For a while, some years ago, I used to like to photograph the informal tracks that were made across common ground. These tracks marked the ground with diagrams of trajectories taken, of veerings veered and short cuts cut. Repeated footfall had rubbed the grass bare and indented the earth below. The areas that I was most drawn to were the anonymous scrubs of land that people used for walking dogs, or were used as a quick back route between houses and bus-stop, or were used by kids to conduct their non-digital encounters (to drink non-digital booze and smoke non-digital joints). These tended to be untended landscapes. What the surrealists used to call terrain vague – vacant lots, no-man’s land, a landscape of the vague. Because such places were untended these improvised tracks used to ‘take’ better there than they would if they had been in front of a cathedral or in a well-kept park. But even in such over-tended places tracks of bare earth appear, cutting lines through neatly trimmed lawns.
The sculptor Carl Andre (famous to most Britons over the age of 40 as the artist behind the ‘bricks’) was once given a commission by a museum to make a public sculptor. He decided to produce a sculpted path that people could use to use to walk across a new patch of parkland in front of the museum. But he decided that he wouldn’t impose his own route; he would let common usage choose it for him. So he had the patch of land seeded and waited for the grass to grow. Then the grass was cut and the patch of land became just another part of the museum’s grounds. And Andre waited. And sure enough a track began to emerge of people who cut across the grass instead of following the official walkways around the lawn.
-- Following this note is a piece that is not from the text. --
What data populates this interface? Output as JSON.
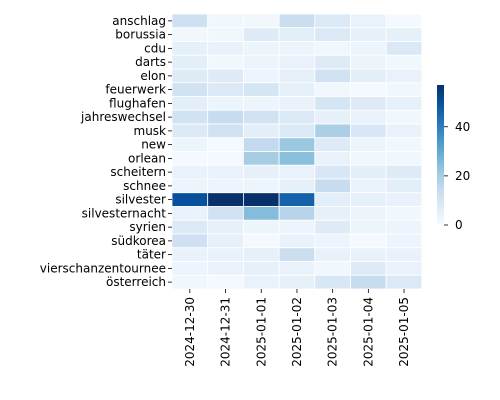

So Andre used this track and placed his path there. It was a collective effort. Some months later other lines began to appear that veered away from Andre’s path. These were new short cuts, slightly longer than the short cut that Andre had used.
People don’t stick to the path. And why should they? I learnt recently that urban planners and their ilk call these improvised and collective paths ‘lines of desire’. As if collective desire had found its expression in these desultory pathways, as if our desire for more satisfying lives had found its satisfaction in marking-out a trajectory of barren earth.